Seeing how hurt Claire is from her fight with John, Marti calls Eric and offers him an exclusive on her husband's fraud if he apologizes to Claire and John for deliberately placing Claire's name on an article she didn't have anything to do with. While Eric apologizes, Claire steps outside, only to be taken hostage by Jim, who's desperate to get the cops off his back. They wrestle, Jim's gun goes off, and luckily Claire is unharmed.
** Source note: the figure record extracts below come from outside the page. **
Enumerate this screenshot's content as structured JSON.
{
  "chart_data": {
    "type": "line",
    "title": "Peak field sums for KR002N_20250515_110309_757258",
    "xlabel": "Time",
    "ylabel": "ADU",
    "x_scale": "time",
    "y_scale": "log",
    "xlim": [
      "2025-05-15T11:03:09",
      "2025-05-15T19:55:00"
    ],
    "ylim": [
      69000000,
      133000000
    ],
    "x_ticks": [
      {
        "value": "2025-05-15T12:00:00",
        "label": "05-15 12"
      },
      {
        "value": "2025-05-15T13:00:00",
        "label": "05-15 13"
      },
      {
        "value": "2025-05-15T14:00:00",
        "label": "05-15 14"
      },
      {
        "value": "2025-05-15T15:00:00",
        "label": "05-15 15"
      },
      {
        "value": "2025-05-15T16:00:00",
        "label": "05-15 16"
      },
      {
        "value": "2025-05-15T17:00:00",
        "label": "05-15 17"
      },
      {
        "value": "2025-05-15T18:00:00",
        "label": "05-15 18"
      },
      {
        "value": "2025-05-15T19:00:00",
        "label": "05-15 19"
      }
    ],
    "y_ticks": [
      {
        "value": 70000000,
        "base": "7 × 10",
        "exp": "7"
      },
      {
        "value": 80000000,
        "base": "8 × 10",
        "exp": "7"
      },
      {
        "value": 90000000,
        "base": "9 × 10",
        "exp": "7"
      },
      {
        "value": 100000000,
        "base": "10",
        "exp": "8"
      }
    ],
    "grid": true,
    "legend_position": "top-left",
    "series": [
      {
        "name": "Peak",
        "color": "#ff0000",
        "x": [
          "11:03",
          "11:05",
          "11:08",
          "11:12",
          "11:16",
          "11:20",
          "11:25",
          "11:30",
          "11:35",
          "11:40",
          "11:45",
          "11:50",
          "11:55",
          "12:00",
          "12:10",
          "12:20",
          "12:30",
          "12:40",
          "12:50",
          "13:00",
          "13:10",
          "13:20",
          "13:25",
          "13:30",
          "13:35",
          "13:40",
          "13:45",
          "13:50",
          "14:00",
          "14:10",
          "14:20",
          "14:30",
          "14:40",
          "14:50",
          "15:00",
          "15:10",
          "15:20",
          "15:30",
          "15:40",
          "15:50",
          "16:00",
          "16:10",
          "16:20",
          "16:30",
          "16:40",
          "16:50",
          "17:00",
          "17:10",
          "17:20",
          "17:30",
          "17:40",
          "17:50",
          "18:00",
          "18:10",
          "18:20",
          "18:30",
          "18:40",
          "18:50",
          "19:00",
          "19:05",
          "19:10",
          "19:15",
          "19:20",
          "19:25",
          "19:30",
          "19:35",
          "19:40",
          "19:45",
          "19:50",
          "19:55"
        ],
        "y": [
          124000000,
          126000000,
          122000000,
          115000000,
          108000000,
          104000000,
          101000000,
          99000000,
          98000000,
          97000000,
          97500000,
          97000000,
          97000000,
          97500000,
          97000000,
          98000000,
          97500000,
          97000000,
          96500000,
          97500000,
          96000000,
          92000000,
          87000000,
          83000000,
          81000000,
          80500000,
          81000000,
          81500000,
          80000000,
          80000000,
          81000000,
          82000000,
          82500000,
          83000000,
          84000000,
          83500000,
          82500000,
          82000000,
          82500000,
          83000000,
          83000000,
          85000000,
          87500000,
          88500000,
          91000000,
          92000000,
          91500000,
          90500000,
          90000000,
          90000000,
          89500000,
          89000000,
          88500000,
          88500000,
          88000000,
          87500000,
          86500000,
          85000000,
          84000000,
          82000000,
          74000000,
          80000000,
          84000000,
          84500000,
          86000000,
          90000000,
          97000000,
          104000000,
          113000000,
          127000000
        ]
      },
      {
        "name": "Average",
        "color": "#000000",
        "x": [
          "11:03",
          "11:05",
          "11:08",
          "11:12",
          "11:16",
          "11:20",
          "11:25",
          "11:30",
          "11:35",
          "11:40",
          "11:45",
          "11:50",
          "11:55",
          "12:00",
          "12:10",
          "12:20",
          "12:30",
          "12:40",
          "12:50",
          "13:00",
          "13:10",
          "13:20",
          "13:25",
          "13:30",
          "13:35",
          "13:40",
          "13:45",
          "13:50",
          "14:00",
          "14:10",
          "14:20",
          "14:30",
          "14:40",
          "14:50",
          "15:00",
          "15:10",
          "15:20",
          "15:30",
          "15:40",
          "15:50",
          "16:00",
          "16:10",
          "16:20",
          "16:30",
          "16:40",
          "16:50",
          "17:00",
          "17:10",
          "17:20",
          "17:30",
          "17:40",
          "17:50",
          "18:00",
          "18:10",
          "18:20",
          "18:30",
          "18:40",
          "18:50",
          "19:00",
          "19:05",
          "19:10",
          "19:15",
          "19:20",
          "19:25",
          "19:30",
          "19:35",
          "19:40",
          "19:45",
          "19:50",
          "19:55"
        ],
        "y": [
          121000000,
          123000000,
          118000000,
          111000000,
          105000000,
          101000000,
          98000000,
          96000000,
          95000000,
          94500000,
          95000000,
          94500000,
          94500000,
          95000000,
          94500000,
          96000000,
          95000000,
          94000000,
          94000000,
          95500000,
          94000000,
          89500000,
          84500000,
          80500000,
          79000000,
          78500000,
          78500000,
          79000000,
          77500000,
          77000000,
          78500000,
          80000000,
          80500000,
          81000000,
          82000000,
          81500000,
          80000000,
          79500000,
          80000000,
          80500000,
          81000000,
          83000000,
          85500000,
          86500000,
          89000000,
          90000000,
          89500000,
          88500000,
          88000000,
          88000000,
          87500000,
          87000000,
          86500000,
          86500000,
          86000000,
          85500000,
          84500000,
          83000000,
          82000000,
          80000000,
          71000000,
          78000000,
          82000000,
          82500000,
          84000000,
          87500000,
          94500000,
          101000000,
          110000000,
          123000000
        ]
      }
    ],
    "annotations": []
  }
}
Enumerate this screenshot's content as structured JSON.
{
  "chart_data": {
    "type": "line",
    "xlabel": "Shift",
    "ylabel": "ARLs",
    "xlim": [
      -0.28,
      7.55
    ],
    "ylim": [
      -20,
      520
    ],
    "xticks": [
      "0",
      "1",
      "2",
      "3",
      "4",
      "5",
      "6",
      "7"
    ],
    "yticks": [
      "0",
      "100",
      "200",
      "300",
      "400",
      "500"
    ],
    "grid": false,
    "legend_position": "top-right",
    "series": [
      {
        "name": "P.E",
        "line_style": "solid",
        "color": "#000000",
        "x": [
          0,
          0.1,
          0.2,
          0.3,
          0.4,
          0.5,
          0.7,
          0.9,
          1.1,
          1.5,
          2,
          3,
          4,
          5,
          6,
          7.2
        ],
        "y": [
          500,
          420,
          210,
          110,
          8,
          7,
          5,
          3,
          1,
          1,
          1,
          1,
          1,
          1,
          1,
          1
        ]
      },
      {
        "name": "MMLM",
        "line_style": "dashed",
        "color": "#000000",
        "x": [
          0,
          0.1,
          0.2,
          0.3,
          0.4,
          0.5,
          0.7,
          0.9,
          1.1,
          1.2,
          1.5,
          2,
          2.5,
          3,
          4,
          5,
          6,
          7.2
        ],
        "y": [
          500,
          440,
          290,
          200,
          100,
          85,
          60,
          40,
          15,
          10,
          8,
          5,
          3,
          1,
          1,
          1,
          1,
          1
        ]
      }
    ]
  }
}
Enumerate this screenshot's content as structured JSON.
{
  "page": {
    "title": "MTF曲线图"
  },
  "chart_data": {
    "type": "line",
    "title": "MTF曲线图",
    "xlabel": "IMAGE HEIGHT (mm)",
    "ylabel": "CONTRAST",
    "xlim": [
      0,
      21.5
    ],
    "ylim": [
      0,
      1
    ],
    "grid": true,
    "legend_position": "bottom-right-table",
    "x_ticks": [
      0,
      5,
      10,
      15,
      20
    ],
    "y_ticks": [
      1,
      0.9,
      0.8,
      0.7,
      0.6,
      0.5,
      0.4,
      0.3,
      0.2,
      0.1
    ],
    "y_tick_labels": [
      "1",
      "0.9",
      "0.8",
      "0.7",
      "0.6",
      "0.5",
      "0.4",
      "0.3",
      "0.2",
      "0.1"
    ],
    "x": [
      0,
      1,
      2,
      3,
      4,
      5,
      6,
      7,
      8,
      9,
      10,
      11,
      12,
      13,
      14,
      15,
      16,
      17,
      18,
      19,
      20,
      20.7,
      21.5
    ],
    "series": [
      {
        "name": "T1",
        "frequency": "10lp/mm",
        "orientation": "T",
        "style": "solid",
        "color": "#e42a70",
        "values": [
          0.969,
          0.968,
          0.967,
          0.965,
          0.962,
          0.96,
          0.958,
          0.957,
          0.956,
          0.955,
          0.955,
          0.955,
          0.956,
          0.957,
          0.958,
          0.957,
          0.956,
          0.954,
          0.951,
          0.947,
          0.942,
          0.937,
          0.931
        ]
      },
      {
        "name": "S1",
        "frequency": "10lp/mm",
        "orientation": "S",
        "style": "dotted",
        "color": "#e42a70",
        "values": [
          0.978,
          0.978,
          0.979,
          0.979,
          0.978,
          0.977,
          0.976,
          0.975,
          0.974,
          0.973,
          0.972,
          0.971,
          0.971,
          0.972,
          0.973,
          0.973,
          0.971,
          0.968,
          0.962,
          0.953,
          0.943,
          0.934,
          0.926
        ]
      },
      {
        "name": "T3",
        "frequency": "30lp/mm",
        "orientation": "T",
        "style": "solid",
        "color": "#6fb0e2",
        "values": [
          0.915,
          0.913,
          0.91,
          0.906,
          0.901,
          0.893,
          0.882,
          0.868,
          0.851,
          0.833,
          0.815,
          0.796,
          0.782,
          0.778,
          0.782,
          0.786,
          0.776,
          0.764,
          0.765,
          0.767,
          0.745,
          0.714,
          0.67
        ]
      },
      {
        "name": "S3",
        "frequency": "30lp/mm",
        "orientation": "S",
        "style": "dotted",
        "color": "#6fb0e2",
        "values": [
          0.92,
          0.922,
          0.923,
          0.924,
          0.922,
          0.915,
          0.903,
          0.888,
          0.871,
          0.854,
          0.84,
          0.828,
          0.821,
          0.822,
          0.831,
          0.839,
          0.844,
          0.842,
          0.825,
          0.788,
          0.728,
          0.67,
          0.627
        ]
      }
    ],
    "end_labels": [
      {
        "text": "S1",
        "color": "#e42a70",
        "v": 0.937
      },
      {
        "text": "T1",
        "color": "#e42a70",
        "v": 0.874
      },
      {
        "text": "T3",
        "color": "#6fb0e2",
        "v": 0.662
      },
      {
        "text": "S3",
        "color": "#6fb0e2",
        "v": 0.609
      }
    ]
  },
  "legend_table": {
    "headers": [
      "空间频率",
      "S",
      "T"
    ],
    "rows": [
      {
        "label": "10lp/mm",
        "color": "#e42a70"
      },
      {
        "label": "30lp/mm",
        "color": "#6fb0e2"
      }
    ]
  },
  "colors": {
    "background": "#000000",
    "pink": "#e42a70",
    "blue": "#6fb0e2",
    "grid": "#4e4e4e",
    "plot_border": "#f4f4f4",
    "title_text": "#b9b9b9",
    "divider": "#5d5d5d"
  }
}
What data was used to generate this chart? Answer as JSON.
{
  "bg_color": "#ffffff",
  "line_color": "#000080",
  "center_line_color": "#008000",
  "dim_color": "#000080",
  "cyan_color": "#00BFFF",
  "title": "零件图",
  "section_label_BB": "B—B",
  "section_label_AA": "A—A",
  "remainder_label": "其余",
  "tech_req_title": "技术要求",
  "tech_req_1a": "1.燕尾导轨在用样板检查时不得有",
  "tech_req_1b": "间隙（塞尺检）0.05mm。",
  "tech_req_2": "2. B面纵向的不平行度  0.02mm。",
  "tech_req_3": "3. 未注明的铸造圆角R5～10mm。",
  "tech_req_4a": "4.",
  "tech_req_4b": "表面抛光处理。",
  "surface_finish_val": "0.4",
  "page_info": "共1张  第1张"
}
All ends well as John and Claire make up, Jim gets sent to jail, and Marti gets an early inheritance from her dad.

==Characters==
- Claire Stark- A reporter who became the second wife of John Harding
- John Harding- Claire Stark's husband
- Marti Denton- Hunting Hills wife who has her eyes set on John Harding
- Jim Denton- Marti's stockbroker husband, who was later convicted of fraud
- Boots- John Harding's ex-wife
- Karen Goss- Hunting Hills wife, who is confused about her sexuality
- Bob Goss- Karen's husband who forces her to have sex with other women, while he watches
- Lisa Renfew- Marti's best friend, who is sleeping with Jim Denton
- Ty Renfrew- Lisa's husband, who loses all his money to Jim
- Eric Schmaltz- Chief editor of the Cleveland Citizen, the only newspaper in town

==Reception==
Reception for The Secret Lives of Fortunate Wives was generally positive, with Kirkus Reviews calling it "light and frothy". The Free Lance-Star cited Strohmeyer's portrayal of upper class privilege as a highlight, saying the book was "satisfying".